Dissociative Experiences Scale (DES and DES-T)

Introduction to DES

  • Developed by Drs. Eve Bernstein Carlson and Frank W. Putnam in 1986 at the National Institutes of Mental Health.

  • Purpose: Quantifies level of dissociative symptoms in patients.

  • Notably elevated in trauma-related disorders such as PTSD and dissociative disorders, but less significant in other psychiatric conditions like temporal lobe epilepsy.

  • Structure: 28 items describing common dissociative experiences. Respondents indicate the percentage of time (0%-100%) they experience each symptom.

  • Scoring: Overall DES score is the average of individual scores. A score of 20 or more may indicate potential trauma-related or dissociative disorders.

  • Median DES scores from original study participants:

    • Normals: 4.28

    • Agoraphobia: 7.38

    • Schizophrenia: 20.63

    • PTSD: 31.30

    • Dissociative identity disorder: 57.10

Versions of DES

  • DES-I: Respondents make slash marks on a 100-mm line to estimate frequency of specific dissociative experiences.

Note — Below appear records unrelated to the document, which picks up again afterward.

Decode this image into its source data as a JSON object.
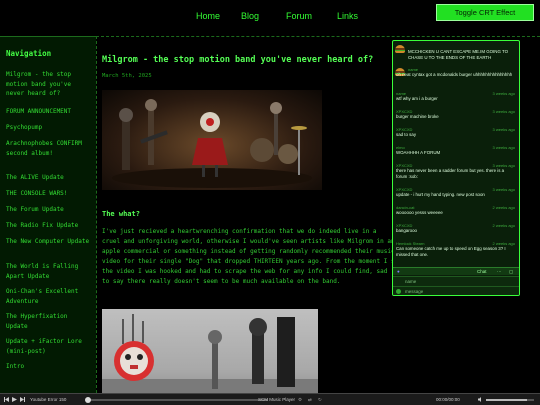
{
  "nav": {
    "links": [
      "Home",
      "Blog",
      "Forum",
      "Links"
    ],
    "crt_button": "Toggle CRT Effect"
  },
  "sidebar": {
    "title": "Navigation",
    "items": [
      "Milgrom - the stop motion band you've never heard of?",
      "FORUM ANNOUNCEMENT",
      "Psychopump",
      "Arachnophobes CONFIRM second album!",
      "The ALIVE Update",
      "THE CONSOLE WARS!",
      "The Forum Update",
      "The Radio Fix Update",
      "The New Computer Update",
      "The World is Falling Apart Update",
      "Oni-Chan's Excellent Adventure",
      "The Hyperfixation Update",
      "Update + iFactor Lore (mini-post)",
      "Intro"
    ]
  },
  "post": {
    "title": "Milgrom - the stop motion band you've never heard of?",
    "date": "March 5th, 2025",
    "section": "The what?",
    "lines": [
      "  I've just recieved a heartwrenching confirmation that we do indeed live in a",
      "cruel and unforgiving world, otherwise I would've seen artists like Milgrom in an",
      "apple commercial or something instead of getting randomly recommended their music",
      "video for their single \"Dog\" that dropped THIRTEEN years ago. From the moment I saw",
      "the video I was hooked and had to scrape the web for any info I could find, sad",
      "to say there really doesn't seem to be much available on the band."
    ]
  },
  "chat": {
    "messages": [
      {
        "name": "",
        "time": "",
        "text": "MCCHICKEN U CANT ESCAPE ME.IM GOING TO CHASE U TO THE ENDS OF THE EARTH",
        "burger": true
      },
      {
        "name": "name",
        "time": "",
        "text": "oh neat cyntax got a mcdonalds burger uhhhhhhhhhhhhhhh",
        "burger": true
      },
      {
        "name": "name",
        "time": "3 weeks ago",
        "text": "wtf why am i a burger",
        "burger": false
      },
      {
        "name": "XPXCXD",
        "time": "3 weeks ago",
        "text": "burger machine broke",
        "burger": false
      },
      {
        "name": "XPXCXD",
        "time": "3 weeks ago",
        "text": "sad to say",
        "burger": false
      },
      {
        "name": "elmo",
        "time": "3 weeks ago",
        "text": "WOAHHHH A FORUM",
        "burger": false
      },
      {
        "name": "XPXCXD",
        "time": "3 weeks ago",
        "text": "there has never been a sadder forum but yes. there is a forum :sob:",
        "burger": false
      },
      {
        "name": "XPXCXD",
        "time": "3 weeks ago",
        "text": "update - i hurt my hand typing. new post soon",
        "burger": false
      },
      {
        "name": "dancin-cat",
        "time": "2 weeks ago",
        "text": "woooooo yesss weeeee",
        "burger": false
      },
      {
        "name": "XPXCXD",
        "time": "2 weeks ago",
        "text": "bangarooo",
        "burger": false
      },
      {
        "name": "Hemlock Stearn",
        "time": "2 weeks ago",
        "text": "Can someone catch me up to speed on Egg season 3? I missed that one.",
        "burger": false
      }
    ],
    "tab_chat": "Chat",
    "name_placeholder": "name",
    "message_placeholder": "message"
  },
  "player": {
    "left_title": "Youtube Error 150",
    "left_progress": 0.0,
    "center_title": "SCM Music Player",
    "time": "00:00/00:00",
    "volume": 0.85
  }
}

  • DES-II: Respondents circle a percentage number indicating frequency and is considered easier to complete. Reliability and validity matched the original DES.

DES Subscales

  1. Amnestic Dissociation Subscale: Items 3, 4, 5, 6, 8, 10, 25, 26

  2. Absorption and Imaginative Involvement Subscale: Items 2, 14, 15, 16, 17, 18, 20, 22, 23

  3. Depersonalization and Derealization Subscale: Items 7, 11, 12, 13, 27, 28

  • Scoring Subscales: Total score for each subscale is calculated by averaging item scores.

Dissociative Experiences Scale Taxon (DES-T)

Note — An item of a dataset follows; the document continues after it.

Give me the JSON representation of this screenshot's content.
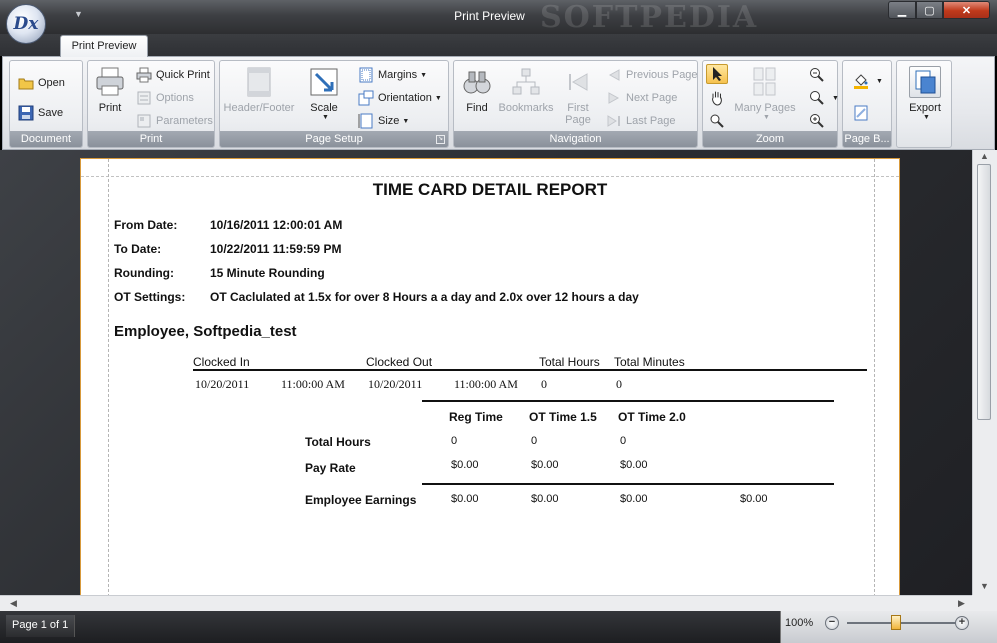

  • Definition: An eight-item subscale of DES designed for more precise assessment of pathological dissociation.

  • Format: Identical to the full-scale DES, scoring from 1 to 100.

  • Significance: It captures nearly 90% of cases of DID (Dissociative Identity Disorder) and DDNOS (Dissociative Disorder Not Otherwise Specified) with a cutoff score of 20.

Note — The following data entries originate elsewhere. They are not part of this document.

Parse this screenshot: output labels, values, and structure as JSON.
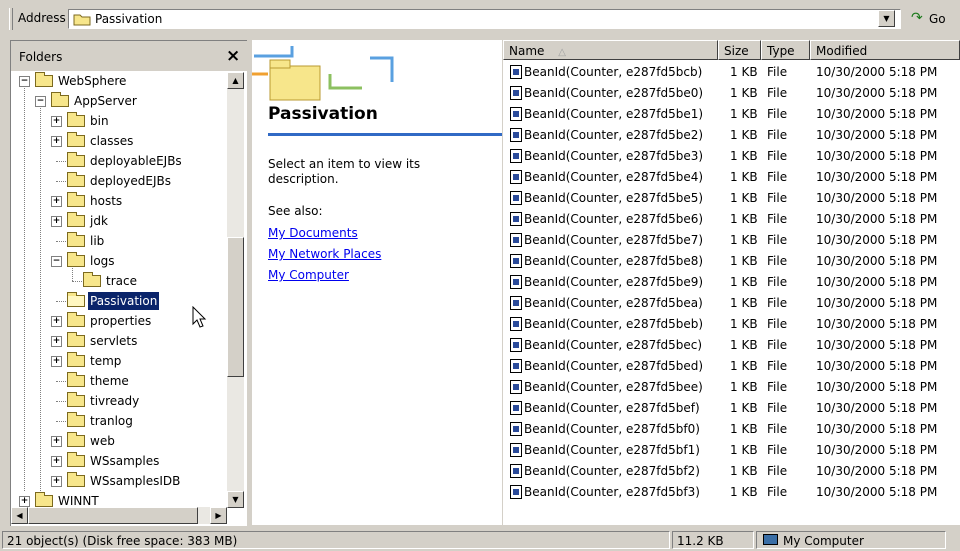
{
  "address": {
    "label": "Address",
    "value": "Passivation",
    "go_label": "Go"
  },
  "folders_pane": {
    "title": "Folders",
    "close": "×",
    "tree": [
      {
        "label": "WebSphere",
        "indent": 0,
        "expander": "−"
      },
      {
        "label": "AppServer",
        "indent": 1,
        "expander": "−"
      },
      {
        "label": "bin",
        "indent": 2,
        "expander": "+"
      },
      {
        "label": "classes",
        "indent": 2,
        "expander": "+"
      },
      {
        "label": "deployableEJBs",
        "indent": 2,
        "expander": ""
      },
      {
        "label": "deployedEJBs",
        "indent": 2,
        "expander": ""
      },
      {
        "label": "hosts",
        "indent": 2,
        "expander": "+"
      },
      {
        "label": "jdk",
        "indent": 2,
        "expander": "+"
      },
      {
        "label": "lib",
        "indent": 2,
        "expander": ""
      },
      {
        "label": "logs",
        "indent": 2,
        "expander": "−"
      },
      {
        "label": "trace",
        "indent": 3,
        "expander": ""
      },
      {
        "label": "Passivation",
        "indent": 2,
        "expander": "",
        "selected": true
      },
      {
        "label": "properties",
        "indent": 2,
        "expander": "+"
      },
      {
        "label": "servlets",
        "indent": 2,
        "expander": "+"
      },
      {
        "label": "temp",
        "indent": 2,
        "expander": "+"
      },
      {
        "label": "theme",
        "indent": 2,
        "expander": ""
      },
      {
        "label": "tivready",
        "indent": 2,
        "expander": ""
      },
      {
        "label": "tranlog",
        "indent": 2,
        "expander": ""
      },
      {
        "label": "web",
        "indent": 2,
        "expander": "+"
      },
      {
        "label": "WSsamples",
        "indent": 2,
        "expander": "+"
      },
      {
        "label": "WSsamplesIDB",
        "indent": 2,
        "expander": "+"
      },
      {
        "label": "WINNT",
        "indent": 0,
        "expander": "+"
      }
    ]
  },
  "info_pane": {
    "title": "Passivation",
    "description": "Select an item to view its description.",
    "see_also": "See also:",
    "links": [
      "My Documents",
      "My Network Places",
      "My Computer"
    ]
  },
  "file_list": {
    "columns": {
      "name": "Name",
      "sort_indicator": "△",
      "size": "Size",
      "type": "Type",
      "modified": "Modified"
    },
    "rows": [
      {
        "name": "BeanId(Counter, e287fd5bcb)",
        "size": "1 KB",
        "type": "File",
        "modified": "10/30/2000 5:18 PM"
      },
      {
        "name": "BeanId(Counter, e287fd5be0)",
        "size": "1 KB",
        "type": "File",
        "modified": "10/30/2000 5:18 PM"
      },
      {
        "name": "BeanId(Counter, e287fd5be1)",
        "size": "1 KB",
        "type": "File",
        "modified": "10/30/2000 5:18 PM"
      },
      {
        "name": "BeanId(Counter, e287fd5be2)",
        "size": "1 KB",
        "type": "File",
        "modified": "10/30/2000 5:18 PM"
      },
      {
        "name": "BeanId(Counter, e287fd5be3)",
        "size": "1 KB",
        "type": "File",
        "modified": "10/30/2000 5:18 PM"
      },
      {
        "name": "BeanId(Counter, e287fd5be4)",
        "size": "1 KB",
        "type": "File",
        "modified": "10/30/2000 5:18 PM"
      },
      {
        "name": "BeanId(Counter, e287fd5be5)",
        "size": "1 KB",
        "type": "File",
        "modified": "10/30/2000 5:18 PM"
      },
      {
        "name": "BeanId(Counter, e287fd5be6)",
        "size": "1 KB",
        "type": "File",
        "modified": "10/30/2000 5:18 PM"
      },
      {
        "name": "BeanId(Counter, e287fd5be7)",
        "size": "1 KB",
        "type": "File",
        "modified": "10/30/2000 5:18 PM"
      },
      {
        "name": "BeanId(Counter, e287fd5be8)",
        "size": "1 KB",
        "type": "File",
        "modified": "10/30/2000 5:18 PM"
      },
      {
        "name": "BeanId(Counter, e287fd5be9)",
        "size": "1 KB",
        "type": "File",
        "modified": "10/30/2000 5:18 PM"
      },
      {
        "name": "BeanId(Counter, e287fd5bea)",
        "size": "1 KB",
        "type": "File",
        "modified": "10/30/2000 5:18 PM"
      },
      {
        "name": "BeanId(Counter, e287fd5beb)",
        "size": "1 KB",
        "type": "File",
        "modified": "10/30/2000 5:18 PM"
      },
      {
        "name": "BeanId(Counter, e287fd5bec)",
        "size": "1 KB",
        "type": "File",
        "modified": "10/30/2000 5:18 PM"
      },
      {
        "name": "BeanId(Counter, e287fd5bed)",
        "size": "1 KB",
        "type": "File",
        "modified": "10/30/2000 5:18 PM"
      },
      {
        "name": "BeanId(Counter, e287fd5bee)",
        "size": "1 KB",
        "type": "File",
        "modified": "10/30/2000 5:18 PM"
      },
      {
        "name": "BeanId(Counter, e287fd5bef)",
        "size": "1 KB",
        "type": "File",
        "modified": "10/30/2000 5:18 PM"
      },
      {
        "name": "BeanId(Counter, e287fd5bf0)",
        "size": "1 KB",
        "type": "File",
        "modified": "10/30/2000 5:18 PM"
      },
      {
        "name": "BeanId(Counter, e287fd5bf1)",
        "size": "1 KB",
        "type": "File",
        "modified": "10/30/2000 5:18 PM"
      },
      {
        "name": "BeanId(Counter, e287fd5bf2)",
        "size": "1 KB",
        "type": "File",
        "modified": "10/30/2000 5:18 PM"
      },
      {
        "name": "BeanId(Counter, e287fd5bf3)",
        "size": "1 KB",
        "type": "File",
        "modified": "10/30/2000 5:18 PM"
      }
    ]
  },
  "status_bar": {
    "objects": "21 object(s) (Disk free space: 383 MB)",
    "size": "11.2 KB",
    "zone": "My Computer"
  }
}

Example Questions from the DES

  • Respondents rate their experiences on a scale from 0% to 100% based on how often they experience the following:

  1. Driving a car and forgetting parts of the trip

  2. Listening to someone and not hearing what was said

  3. Finding oneself in a place with no memory of how they got there

  4. Being dressed in clothes they don’t remember wearing

  5. Discovering new items in their possessions without recollection of obtaining them

  6. Encountering strangers who claim to know them

  7. Experiencing disassociation while watching oneself

  8. Not recognizing friends or family members

  9. Lack of memory for important life events

  10. Being accused of lying when one feels they have not

Common Patterns in Dissociative Experiences

  • Many individuals report feeling disconnected from themselves or surroundings, experiences of time distortion, and lapses in memory.

  • Patients often experience a blend of experiences that may be casual or alarming, indicating varying depths of dissociative symptoms.


Importance of DES in Clinical Settings

  • The DES serves as an effective clinical screening tool to identify trauma-related disorders.

  • Provides insight into the prevalence and manifestations of dissociative experiences in both clinical and research contexts.